Are we standing on the shifting sands of post-transplant metabolic-associated steatotic liver disease?

Table 1 Metabolic dysfunction-associated steatotic liver disease definition

Components	Criteria
Evidence of hepatic steatosis	Detected by imaging or histology
Presence of ≥ 1 CMRF
Overweight or obesity	BMI ≥ 25 kg/m2 (≥ 23 kg/m2 in people of Asian ethnicity) or WC ≥ 94 cm in males and ≥ 80 cm in females
Dysglycemia or T2DM	Fasting serum glucose ≥ 5.6 mmol/L (100 mg/dL) or 2-hour post-load glucose levels ≥ 7.8 mmol/L (≥ 140 mg/dL) or HbA1c ≥ 5.7% (39 mmol/L) or T2DM or treatment for T2DM
Arterial hypertension	Blood pressure ≥ 130/85 mmHg or specific antihypertensive drug treatment
Dyslipidemia	Plasma triglycerides ≥ 1.70 mmol/L (≥ 150 mg/dL) or lipid lowering treatment or plasma HDL-cholesterol ≤ 1.0 mmol/L (≤ 40 mg/dL) for males and ≤ 1.3 mmol/L (≤ 50 mg/dL) for females or lipid lowering treatment

BMI: Body mass index; CMRF: Cardiovascular metabolic risk factor; HbA1c: Glycated hemoglobin; HDL: High-density lipoprotein; T2DM: Type 2 diabetes mellitus; WC: Waist circumference.

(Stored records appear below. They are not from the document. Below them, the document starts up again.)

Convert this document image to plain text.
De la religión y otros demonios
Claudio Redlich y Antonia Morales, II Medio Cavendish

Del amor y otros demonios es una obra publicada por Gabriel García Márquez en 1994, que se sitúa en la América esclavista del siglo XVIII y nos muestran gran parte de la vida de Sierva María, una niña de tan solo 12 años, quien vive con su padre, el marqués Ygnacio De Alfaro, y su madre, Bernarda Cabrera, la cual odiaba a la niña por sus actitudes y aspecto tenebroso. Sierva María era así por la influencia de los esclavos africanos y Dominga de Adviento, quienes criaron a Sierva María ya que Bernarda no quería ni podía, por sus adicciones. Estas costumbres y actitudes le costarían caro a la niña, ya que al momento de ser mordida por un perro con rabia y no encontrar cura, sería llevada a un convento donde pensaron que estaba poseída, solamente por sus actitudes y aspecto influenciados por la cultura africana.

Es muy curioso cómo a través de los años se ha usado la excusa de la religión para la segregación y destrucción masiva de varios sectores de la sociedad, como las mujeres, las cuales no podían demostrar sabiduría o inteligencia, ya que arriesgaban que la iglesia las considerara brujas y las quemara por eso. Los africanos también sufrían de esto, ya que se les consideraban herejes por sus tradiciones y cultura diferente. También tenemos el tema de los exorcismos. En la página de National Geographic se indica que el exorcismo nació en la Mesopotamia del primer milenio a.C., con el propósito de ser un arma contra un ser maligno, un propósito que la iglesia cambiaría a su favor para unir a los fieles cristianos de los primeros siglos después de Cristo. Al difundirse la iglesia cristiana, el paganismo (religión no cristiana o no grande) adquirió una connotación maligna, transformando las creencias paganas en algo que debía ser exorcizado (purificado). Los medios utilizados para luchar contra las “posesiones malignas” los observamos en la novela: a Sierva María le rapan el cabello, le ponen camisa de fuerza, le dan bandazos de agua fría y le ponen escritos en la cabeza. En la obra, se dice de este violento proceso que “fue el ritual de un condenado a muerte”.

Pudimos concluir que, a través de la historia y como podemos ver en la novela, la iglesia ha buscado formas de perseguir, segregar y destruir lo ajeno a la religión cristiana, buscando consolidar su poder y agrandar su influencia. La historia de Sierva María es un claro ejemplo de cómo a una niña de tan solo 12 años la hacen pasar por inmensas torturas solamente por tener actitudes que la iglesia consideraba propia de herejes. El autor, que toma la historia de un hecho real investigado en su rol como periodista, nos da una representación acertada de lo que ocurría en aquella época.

Table 2 Management of post-liver transplantation metabolic dysfunction-associated steatotic liver disease

Topics	Management
Lifestyle modifications	Dietary modifications; regular physical activity
Aggressive control of CMRFs
Weight control	Highly recommended due to the undisputable overall benefits; orlistat (adequate safety profile but limited benefits); bariatric surgery/gastric sleeve (promising approach but ideal timing and patient selection remain uncertain)
Glycemic control	General management similar to general population; early postoperative period preference for insulin therapy; transition to oral antidiabetics when steroid dosage is reduced or stopped, and insulin needs decrease; choice of oral therapy follows current guidelines
Arterial hypertension	General management follows guidelines for general population; preferred first-line therapy is calcium channel blockers
Dyslipidemia	General management follows guidelines for general population; LTx recipients considered high or very high risk for therapeutic cholesterol targets; preferred drugs are hydrophilic statins (e.g., pravastatin, rosuvastatin)
Immunosuppression	No specific guidance for immunosuppressant choice in post-LTx MASLD or MASH; immunosuppressive regimen must be tailored individually
Specific therapies for MASLD and MASH	Resmetirom, pioglitazone, and GLP-1 RAs show promise in the general population, but there is insufficient evidence to support their use in LTx recipients at this time

CMRF: Cardiovascular metabolic risk factor; GLP-1 RAs: Glucagon-like peptide-1 receptor agonists; LTx: Liver transplantation; MASH: Metabolic dysfunction-associated steatohepatitis; MASLD: Metabolic dysfunction-associated steatotic liver disease.